Funcionário de carreira do Banco Central, Felisberto Pereira está há poucos meses no CRSFN. Ele acredita que o julgamento na CVM, em 2004, "foi dificultado porque era um caso que estava muito rumoroso" na imprensa. De fato, na ocasião a imprensa tratou intensivamente da investigação. E, de fato, o assunto começou com uma denúncia, da revista Carta Capital, e ao longo da investigação aberta pela CVM vários veículos trouxeram informações sobre o caso. Entre eles o jornal Correio Braziliense e o serviço E-News, do site UOL News, à época sob a responsabilidade do jornalista Paulo Henrique Amorim. O arquivo com algumas das principais reportagens da época está disponível em www.teletime.com.br/arquivos/reportagens.pdf .

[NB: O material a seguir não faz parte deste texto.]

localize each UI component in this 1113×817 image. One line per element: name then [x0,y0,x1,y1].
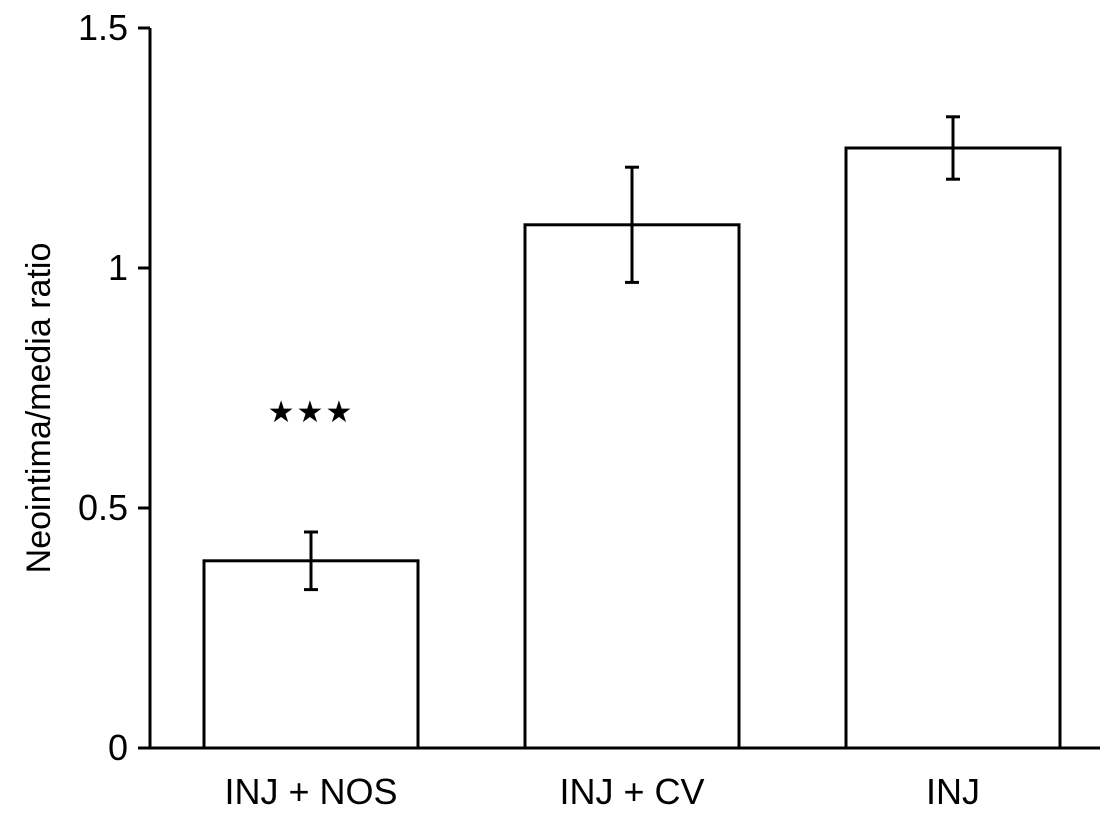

Este noticiário não foi autorizado, até o momento, a ter acesso ao processo que tramitou no Conselho de Recursos do Sistema Financeiro Nacional ou ao relatório final sobre o caso. As explicações foram prestadas por Felisberto Pereira durante entrevista no dia 11 de setembro.

Quem é o CRSFN

O Conselho de Recursos do Sistema Financeiro Nacional é o órgão responsável por rever, no caso de recursos, as decisões administrativas da CVM, Banco Central entre outras autoridades com poder fiscalizador e sancionador atuantes no mercados financeiro, de câmbio, de capitais, e de crédito rural e industrial. São ao todo oito conselheiros com poder de voto nas decisões, dos quais quatro representantes de órgãos públicos e quatro representantes de entidades de classe dos mercados afins. No caso da decisão sobre o Opportunity Fund, votaram, além do relator Felisberto Pereira (representando o Banco Central), Rita Maria Scarponi (representando a Comissão Nacional de Bolsas de Valores), Osmar Roncolato Pinho (segundo o conselho, representando a Associação Brasileira das Entidades de Crédito Imobiliário e Poupança), Marcos Galileu Lorena Dutra (representando a CVM), Leonardo Brunet Mendes de Moraes (representando a Associação Brasileira das Companhias Abertas), Carlos Alberto Parussolo da Silva (representando a Associação das Empresas Brasileiras de Leasing), Raul Jorge de Pinho (representando a Secretaria de Comércio Exterior – Secex, do Ministério do Desenvolvimento) e Pedro Wilson Carrano Albuquerque (representando o Ministério da Fazenda). Nem todos são titulares. Entidades como a Febraban (Federação Brasileira das Associações de Bancos) e a Anbid (Associação Nacional dos Bancos de Investimento) também têm seus representantes no CRSFN.
Este noticiário encaminhou dia 11 de setembro uma série de questionamentos sobre a decisão do Conselho de Recursos do Sistema Financeiro Nacional à CVM e aguarda as respostas. Entre elas, o que levou o representante da autarquia no conselhinho a não defender as conclusões do inquérito 08/01.